One hundred seventy women were offered preconception risk assessment following a negative pregnancy test. Women were assigned randomly either to a usual care group or an intervention group. Women in the latter group were informed about the risks identified and received an appointment with a primary care clinician who was also informed. Women in the usual care group and their clinicians received no feedback. All charts were reviewed and the women were contacted by telephone to determine if interventions to reduce risk were offered by clinicians during the year following the assessment.

RESULTS

An average of 8.96 risks were identified per woman. The proportion of women having risks in each of 12 risk categories studied ranged from 19% to 71%. One hundred women (59%) made at least one visit during the subsequent year, thus allowing the opportunity for preconception care. The proportion of these women who had a risk addressed ranged from 18% for psychosocial risks to 48% for those with fetal exposures (smoking, alcohol, and drug use). There was no difference between groups in the percentage of risks addressed.

CONCLUSIONS

The notification of women and their clinicians of identified preconception risks did not improve intervention rates. A more organized intervention system including office-based protocols is needed.

摘要

背景

孕前保健计划有潜力通过向想要怀孕的女性提供风险因素、健康生活方式方面的建议以及评估怀孕准备情况来帮助她们。
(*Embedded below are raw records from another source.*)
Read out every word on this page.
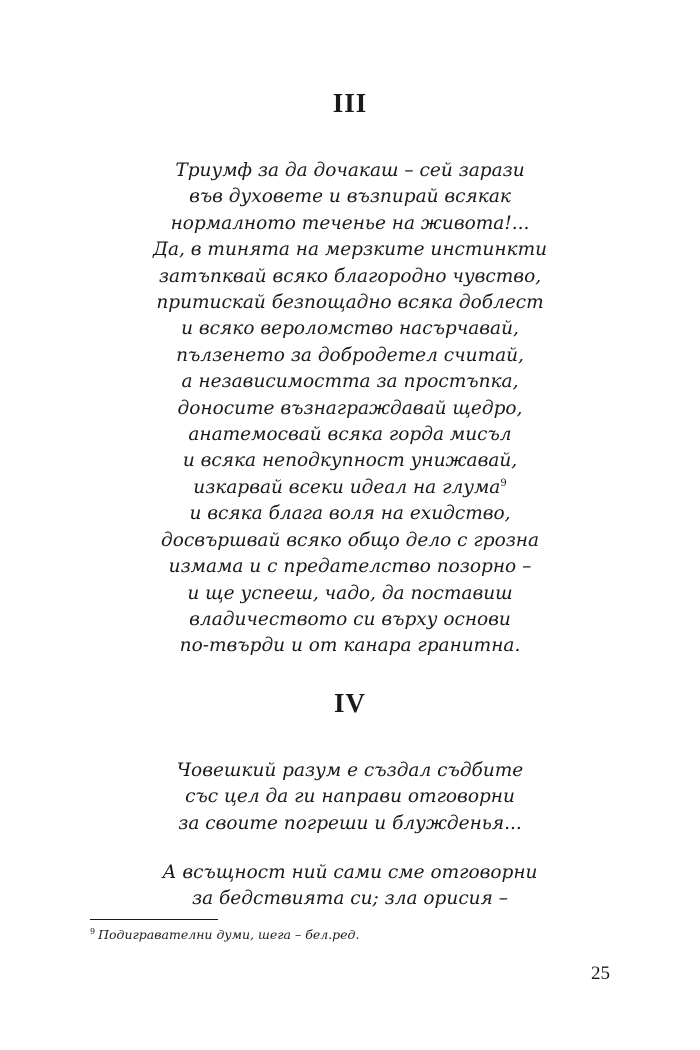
III
Триумф за да дочакаш – сей зарази
във духовете и възпирай всякак
нормалното теченье на живота!...
Да, в тинята на мерзките инстинкти
затъпквай всяко благородно чувство,
притискай безпощадно всяка доблест
и всяко вероломство насърчавай,
пълзенето за добродетел считай,
а независимостта за простъпка,
доносите възнаграждавай щедро,
анатемосвай всяка горда мисъл
и всяка неподкупност унижавай,
изкарвай всеки идеал на глума$^9$
и всяка блага воля на ехидство,
досвършвай всяко общо дело с грозна
измама и с предателство позорно –
и ще успееш, чадо, да поставиш
владичеството си върху основи
по-твърди и от канара гранитна.
IV
Човешкий разум е създал съдбите
със цел да ги направи отговорни
за своите погреши и блужденья...
А всъщност ний сами сме отговорни
за бедствията си; зла орисия –
$^9$ Подигравателни думи, шега – бел.ред.
25
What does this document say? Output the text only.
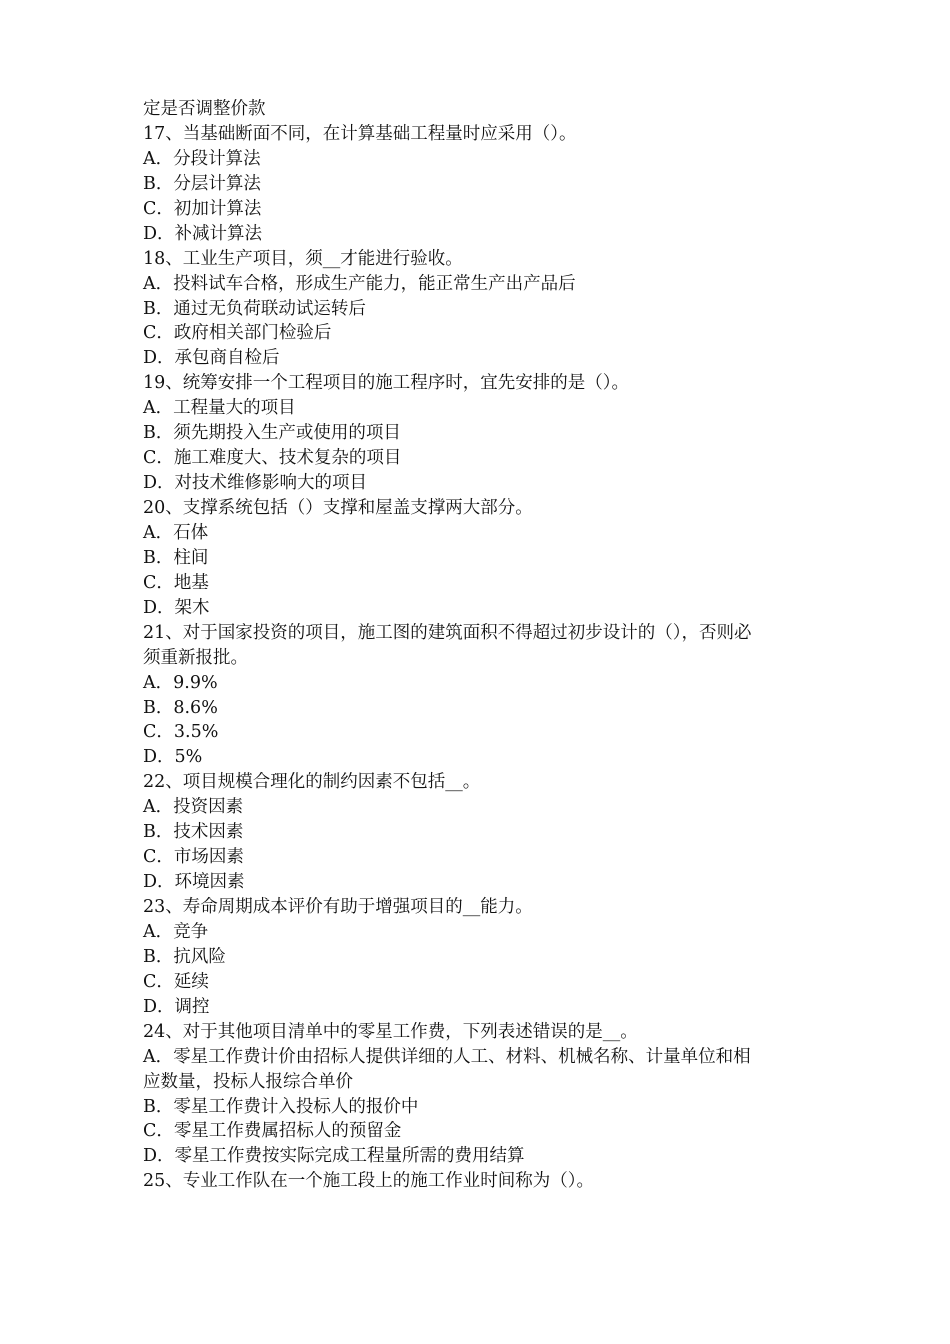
定是否调整价款
17、当基础断面不同，在计算基础工程量时应采用（）。
A．分段计算法
B．分层计算法
C．初加计算法
D．补减计算法
18、工业生产项目，须__才能进行验收。
A．投料试车合格，形成生产能力，能正常生产出产品后
B．通过无负荷联动试运转后
C．政府相关部门检验后
D．承包商自检后
19、统筹安排一个工程项目的施工程序时，宜先安排的是（）。
A．工程量大的项目
B．须先期投入生产或使用的项目
C．施工难度大、技术复杂的项目
D．对技术维修影响大的项目
20、支撑系统包括（）支撑和屋盖支撑两大部分。
A．石体
B．柱间
C．地基
D．架木
21、对于国家投资的项目，施工图的建筑面积不得超过初步设计的（），否则必
须重新报批。
A．9.9%
B．8.6%
C．3.5%
D．5%
22、项目规模合理化的制约因素不包括__。
A．投资因素
B．技术因素
C．市场因素
D．环境因素
23、寿命周期成本评价有助于增强项目的__能力。
A．竞争
B．抗风险
C．延续
D．调控
24、对于其他项目清单中的零星工作费，下列表述错误的是__。
A．零星工作费计价由招标人提供详细的人工、材料、机械名称、计量单位和相
应数量，投标人报综合单价
B．零星工作费计入投标人的报价中
C．零星工作费属招标人的预留金
D．零星工作费按实际完成工程量所需的费用结算
25、专业工作队在一个施工段上的施工作业时间称为（）。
我们进行了一项随机对照试验,以确定在妊娠试验呈阴性时进行全面的孕前风险评估,随后转诊至初级保健服务机构,对于有孕前风险因素的女性启动治疗是否有效。

方法

170名女性在妊娠试验呈阴性后接受了孕前风险评估。这些女性被随机分配到常规护理组或干预组。后一组的女性被告知所发现的风险,并预约了一位也被告知情况的初级保健临床医生。常规护理组的女性及其临床医生未得到反馈。审查了所有病历,并通过电话联系这些女性,以确定在评估后的一年中临床医生是否提供了降低风险的干预措施。

结果

每位女性平均被识别出8.96项风险。在所研究的12个风险类别中,每个类别有风险的女性比例在19%至71%之间。100名女性(59%)在随后的一年中至少就诊了一次,从而有机会接受孕前保健。这些女性中风险得到处理的比例,从心理社会风险的18%到胎儿暴露(吸烟、饮酒和吸毒)风险的48%不等。两组在风险得到处理的百分比方面没有差异。

结论

向女性及其临床医生通报已识别的孕前风险并不能提高干预率。需要一个更有组织的干预系统,包括基于办公室的方案。